ARTICLE 7. LEGAL REMEDIES
7.1Payment of Legal Fees. To the extent permitted by law, the
Company shall pay all legal fees, costs, including costs of
litigation, prejudgment interest, and other expenses,
incurred in good faith by the Executive as a result of the
Company's wrongful refusal to provide the Severance Benefits
to which the Executive becomes entitled under this Agreement,
or as a result of the Company's unsuccessfully contesting the
validity, enforceability, or interpretation of this
Agreement, or as a result of any conflict between the parties
pertaining to this Agreement in which the Executive is the
prevailing party, or which is settled prior to the entry of a
final judgment from which no appeal can be taken.

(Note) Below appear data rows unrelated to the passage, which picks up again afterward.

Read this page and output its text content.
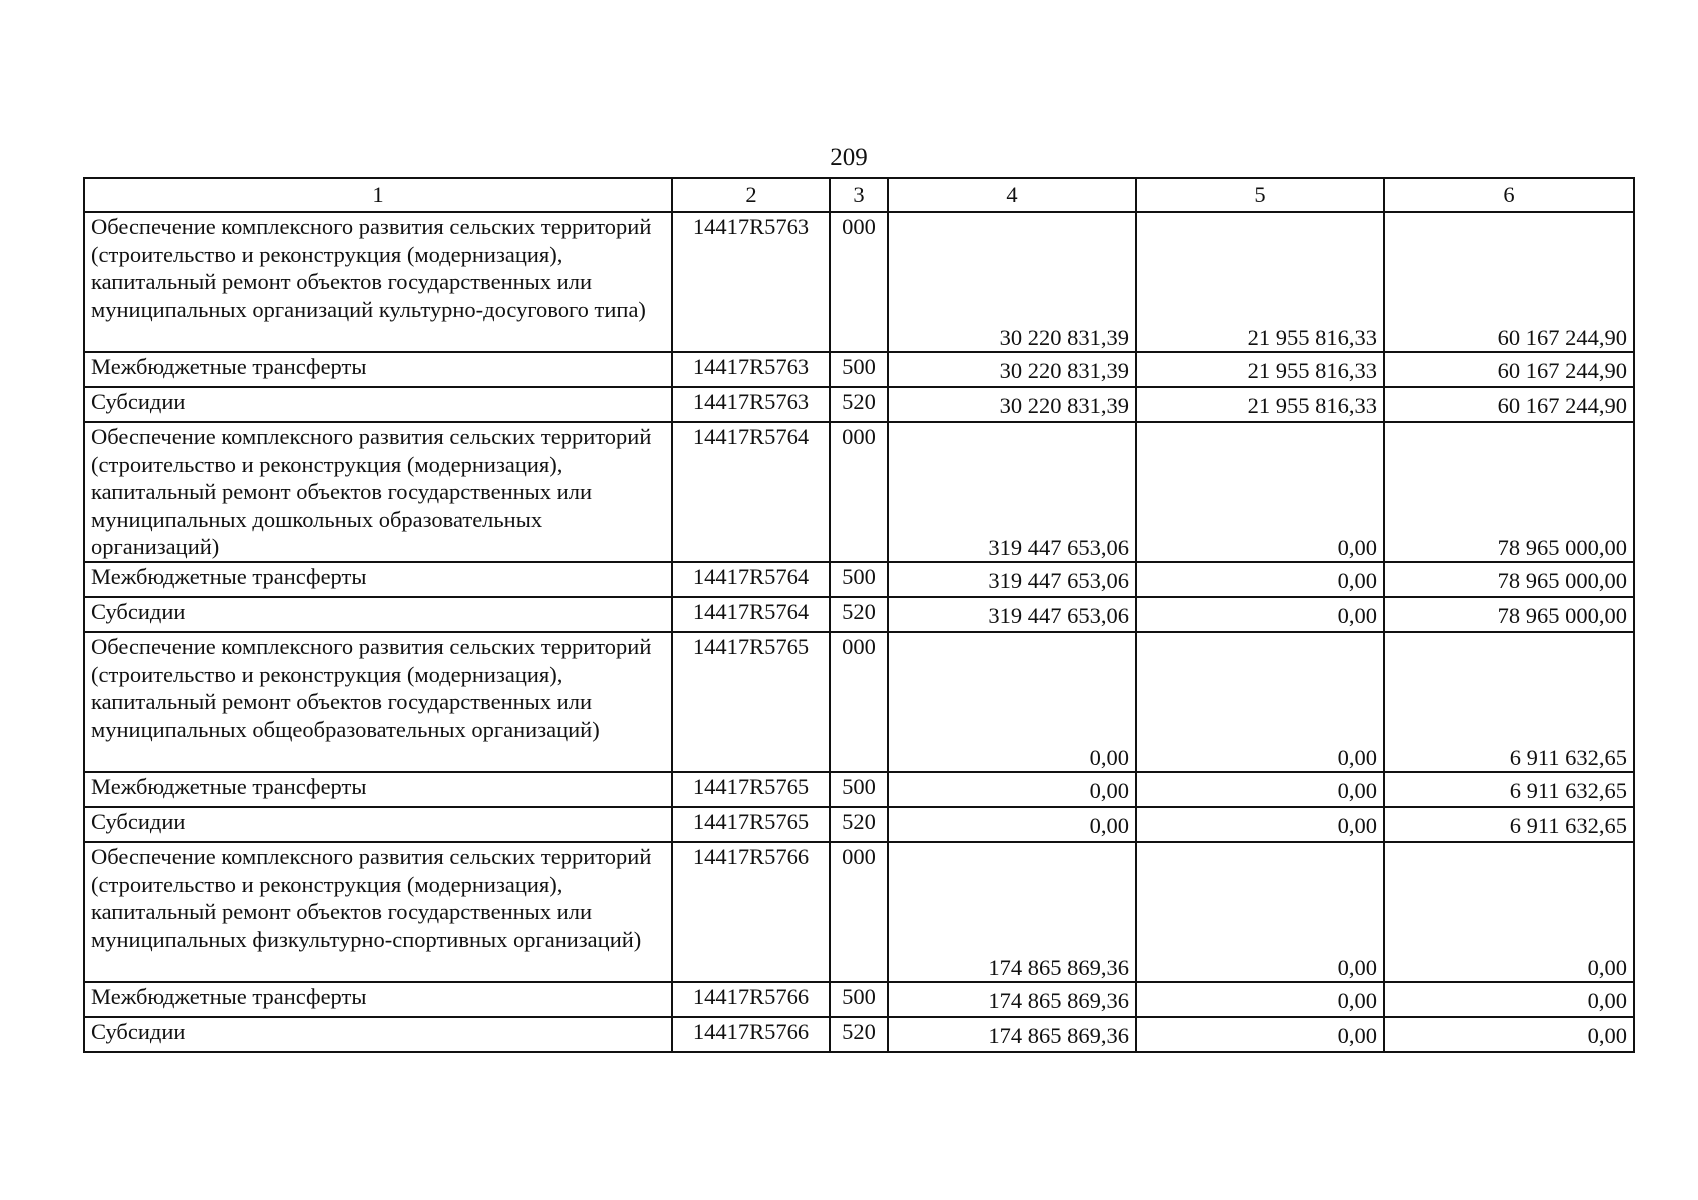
209
1	2	3	4	5	6
Обеспечение комплексного развития сельских территорий (строительство и реконструкция (модернизация), капитальный ремонт объектов государственных или муниципальных организаций культурно-досугового типа)	14417R5763	000	30 220 831,39	21 955 816,33	60 167 244,90
Межбюджетные трансферты	14417R5763	500	30 220 831,39	21 955 816,33	60 167 244,90
Субсидии	14417R5763	520	30 220 831,39	21 955 816,33	60 167 244,90
Обеспечение комплексного развития сельских территорий (строительство и реконструкция (модернизация), капитальный ремонт объектов государственных или муниципальных дошкольных образовательных организаций)	14417R5764	000	319 447 653,06	0,00	78 965 000,00
Межбюджетные трансферты	14417R5764	500	319 447 653,06	0,00	78 965 000,00
Субсидии	14417R5764	520	319 447 653,06	0,00	78 965 000,00
Обеспечение комплексного развития сельских территорий (строительство и реконструкция (модернизация), капитальный ремонт объектов государственных или муниципальных общеобразовательных организаций)	14417R5765	000	0,00	0,00	6 911 632,65
Межбюджетные трансферты	14417R5765	500	0,00	0,00	6 911 632,65
Субсидии	14417R5765	520	0,00	0,00	6 911 632,65
Обеспечение комплексного развития сельских территорий (строительство и реконструкция (модернизация), капитальный ремонт объектов государственных или муниципальных физкультурно-спортивных организаций)	14417R5766	000	174 865 869,36	0,00	0,00
Межбюджетные трансферты	14417R5766	500	174 865 869,36	0,00	0,00
Субсидии	14417R5766	520	174 865 869,36	0,00	0,00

7.2Arbitration. The Executive shall have the right and option
to elect (in lieu of litigation) to have any dispute or
controversy arising under or in connection with this
Agreement settled by final and binding arbitration, conducted
before a panel of three (3) arbitrators sitting in a location
selected by the Executive within fifty (50) miles from the
location of his or her job with the Company, in accordance
with the rules of the American Arbitration Association then
in effect. Judgment may be entered on the award of the
arbitrator in any court having proper jurisdiction. All
expenses of any such arbitration in which the Executive is
the prevailing party, as determined by the arbitrators,
including the fees and expenses of the counsel for the
Executive, shall be borne by the Company.
ARTICLE 8. SUCCESSORS
8.1Assumption of Company's Obligations. The Company will
require any successor (whether direct or indirect, by
purchase, merger, consolidation, or otherwise) to all or
substantially all of the business and/or assets of the
Company to expressly assume and agree to perform the
Company's obligations under this Agreement in the same manner
and to the same extent that the Company would be required to
perform them if no such succession had taken place. Failure
of the Company to obtain such assumption and agreement prior
to the effective date of any such succession shall entitle
the Executive to compensation from the Company in the same
amount and on the same terms as he or she would be entitled
to hereunder if he or she had terminated his or her
employment with the Company voluntarily for Good Reason. The
date on which any such succession becomes effective shall be
deemed the Effective Date of Termination.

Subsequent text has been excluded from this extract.